What about income accrued in India to NRI- Income accrued in India such as bank interest, property income in form of rentals etc. is chargeable to tax in India and various exemptions which are available such as 80C, can be availed. Furthermore, an NRI, whose income consists only of long-term capital gains or investment income or both during the financial year, is not required to file the income tax return. NRI is also not required to file his income tax return in India if he/she has already paid all the taxes in form of TDS ( Tax Deductible at Source).Indian Tax laws provide specific provisions where the NRIs can choose special tax rates with respect to capital gains arising out of foreign exchange assets or explicit investment incomes.
Taxation of NRI accounts – NRO and NRE
An NRE (Non-Resident External) account is a bank account which is opened by placing foreign currency while opening the account.
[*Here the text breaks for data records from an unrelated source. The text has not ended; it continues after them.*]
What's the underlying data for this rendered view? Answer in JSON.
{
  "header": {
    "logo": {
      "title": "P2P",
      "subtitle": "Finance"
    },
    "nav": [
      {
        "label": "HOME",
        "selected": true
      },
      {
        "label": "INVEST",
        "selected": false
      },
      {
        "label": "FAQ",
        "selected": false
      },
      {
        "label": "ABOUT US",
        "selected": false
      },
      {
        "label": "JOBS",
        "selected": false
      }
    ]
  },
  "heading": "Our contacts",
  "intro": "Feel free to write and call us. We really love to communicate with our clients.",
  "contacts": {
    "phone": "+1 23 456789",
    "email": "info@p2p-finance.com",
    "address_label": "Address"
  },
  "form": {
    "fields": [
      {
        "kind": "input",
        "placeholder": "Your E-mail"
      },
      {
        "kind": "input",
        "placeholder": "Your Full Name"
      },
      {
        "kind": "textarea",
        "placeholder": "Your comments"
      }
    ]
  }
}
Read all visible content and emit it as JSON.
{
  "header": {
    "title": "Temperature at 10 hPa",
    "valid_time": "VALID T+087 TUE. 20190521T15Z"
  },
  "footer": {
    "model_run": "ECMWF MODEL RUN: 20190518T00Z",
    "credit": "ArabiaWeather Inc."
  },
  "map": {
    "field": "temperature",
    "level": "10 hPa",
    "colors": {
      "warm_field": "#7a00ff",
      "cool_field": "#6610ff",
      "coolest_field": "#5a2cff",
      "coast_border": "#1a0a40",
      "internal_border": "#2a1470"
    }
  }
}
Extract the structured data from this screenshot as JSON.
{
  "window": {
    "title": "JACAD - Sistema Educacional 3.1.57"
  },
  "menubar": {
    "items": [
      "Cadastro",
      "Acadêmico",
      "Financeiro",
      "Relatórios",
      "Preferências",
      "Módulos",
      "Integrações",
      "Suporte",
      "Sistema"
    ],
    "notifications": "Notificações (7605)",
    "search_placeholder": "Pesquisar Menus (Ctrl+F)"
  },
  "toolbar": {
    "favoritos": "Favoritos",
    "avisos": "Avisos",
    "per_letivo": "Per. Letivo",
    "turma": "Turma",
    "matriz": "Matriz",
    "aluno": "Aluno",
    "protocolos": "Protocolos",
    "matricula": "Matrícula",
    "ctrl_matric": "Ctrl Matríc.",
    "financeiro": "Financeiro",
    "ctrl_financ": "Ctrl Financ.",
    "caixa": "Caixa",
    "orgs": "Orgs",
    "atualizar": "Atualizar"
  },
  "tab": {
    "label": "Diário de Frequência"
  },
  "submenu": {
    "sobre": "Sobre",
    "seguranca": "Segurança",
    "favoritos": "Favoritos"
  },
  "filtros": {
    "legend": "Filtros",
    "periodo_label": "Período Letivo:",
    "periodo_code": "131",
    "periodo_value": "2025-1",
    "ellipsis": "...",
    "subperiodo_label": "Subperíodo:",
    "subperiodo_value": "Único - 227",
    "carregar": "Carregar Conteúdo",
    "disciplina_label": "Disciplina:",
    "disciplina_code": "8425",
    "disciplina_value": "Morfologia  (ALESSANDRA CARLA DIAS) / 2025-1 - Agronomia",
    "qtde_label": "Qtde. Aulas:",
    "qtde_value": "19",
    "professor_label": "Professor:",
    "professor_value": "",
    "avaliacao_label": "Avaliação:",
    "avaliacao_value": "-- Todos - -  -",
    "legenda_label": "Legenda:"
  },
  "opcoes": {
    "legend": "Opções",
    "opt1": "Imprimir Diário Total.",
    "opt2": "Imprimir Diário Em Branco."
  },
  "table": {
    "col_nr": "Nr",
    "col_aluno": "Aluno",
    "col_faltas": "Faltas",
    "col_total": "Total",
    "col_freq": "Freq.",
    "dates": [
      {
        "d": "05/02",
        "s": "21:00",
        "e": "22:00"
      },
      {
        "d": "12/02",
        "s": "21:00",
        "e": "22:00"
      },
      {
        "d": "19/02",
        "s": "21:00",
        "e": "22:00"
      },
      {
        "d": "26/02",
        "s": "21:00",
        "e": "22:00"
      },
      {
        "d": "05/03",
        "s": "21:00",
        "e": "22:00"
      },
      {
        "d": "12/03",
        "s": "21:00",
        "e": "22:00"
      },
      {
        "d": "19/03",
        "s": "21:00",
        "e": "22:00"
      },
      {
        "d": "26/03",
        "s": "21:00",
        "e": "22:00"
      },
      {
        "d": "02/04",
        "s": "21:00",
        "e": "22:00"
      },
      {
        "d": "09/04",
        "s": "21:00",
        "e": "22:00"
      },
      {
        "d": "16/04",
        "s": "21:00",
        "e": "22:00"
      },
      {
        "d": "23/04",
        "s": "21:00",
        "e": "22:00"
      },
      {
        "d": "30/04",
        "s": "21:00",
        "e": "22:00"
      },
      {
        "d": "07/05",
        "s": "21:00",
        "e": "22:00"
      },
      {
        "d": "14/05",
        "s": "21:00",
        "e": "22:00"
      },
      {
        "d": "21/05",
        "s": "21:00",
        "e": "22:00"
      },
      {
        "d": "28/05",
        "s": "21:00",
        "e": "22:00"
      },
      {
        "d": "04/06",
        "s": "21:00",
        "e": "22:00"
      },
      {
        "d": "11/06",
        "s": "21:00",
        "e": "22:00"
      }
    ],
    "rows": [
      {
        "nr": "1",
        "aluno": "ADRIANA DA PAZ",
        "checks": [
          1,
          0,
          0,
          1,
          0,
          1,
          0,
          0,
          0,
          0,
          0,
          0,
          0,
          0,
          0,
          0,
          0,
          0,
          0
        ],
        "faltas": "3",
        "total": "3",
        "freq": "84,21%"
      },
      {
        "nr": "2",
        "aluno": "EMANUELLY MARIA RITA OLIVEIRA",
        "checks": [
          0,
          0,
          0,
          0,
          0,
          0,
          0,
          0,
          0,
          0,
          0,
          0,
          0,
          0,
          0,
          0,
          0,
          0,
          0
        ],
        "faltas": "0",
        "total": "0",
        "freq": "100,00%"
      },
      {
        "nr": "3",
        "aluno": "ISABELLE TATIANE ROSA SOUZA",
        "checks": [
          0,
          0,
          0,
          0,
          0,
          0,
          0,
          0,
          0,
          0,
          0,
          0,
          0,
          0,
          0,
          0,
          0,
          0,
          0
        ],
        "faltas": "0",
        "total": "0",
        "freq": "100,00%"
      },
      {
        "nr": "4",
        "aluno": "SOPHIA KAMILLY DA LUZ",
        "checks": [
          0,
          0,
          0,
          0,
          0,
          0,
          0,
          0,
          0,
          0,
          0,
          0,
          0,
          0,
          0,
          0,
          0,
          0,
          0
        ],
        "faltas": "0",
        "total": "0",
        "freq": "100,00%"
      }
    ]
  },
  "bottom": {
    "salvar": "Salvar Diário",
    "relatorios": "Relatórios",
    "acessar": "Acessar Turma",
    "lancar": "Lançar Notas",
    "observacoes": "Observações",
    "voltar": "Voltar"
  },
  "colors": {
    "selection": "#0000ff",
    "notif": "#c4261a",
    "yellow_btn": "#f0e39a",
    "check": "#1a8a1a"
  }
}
NRE accounts are opened for depositing the income which is accrued or earned overseas. Funds in these accounts could be remitted overseas subject to certain terms and conditions. Interest earned on balances in NRE accounts is not liable to tax in India. Similarly, balances NRE account do fall under the purview of wealth tax.
NRO (Non-Resident Ordinary) account is a Rupee account which is opened for depositing income which earned or accrues in India on attaining the NRI status. Funds from this account are not repatriated freely outside India and a prior RBI (Reserve Bank of India) permission is required. Income earned in form of interest on these accounts is eligible for repatriation outside India after taxation.
By keeping a note of these things, business assignments or work across different nations can be structured and planned better by the Non-resident Indians from a taxation point of view.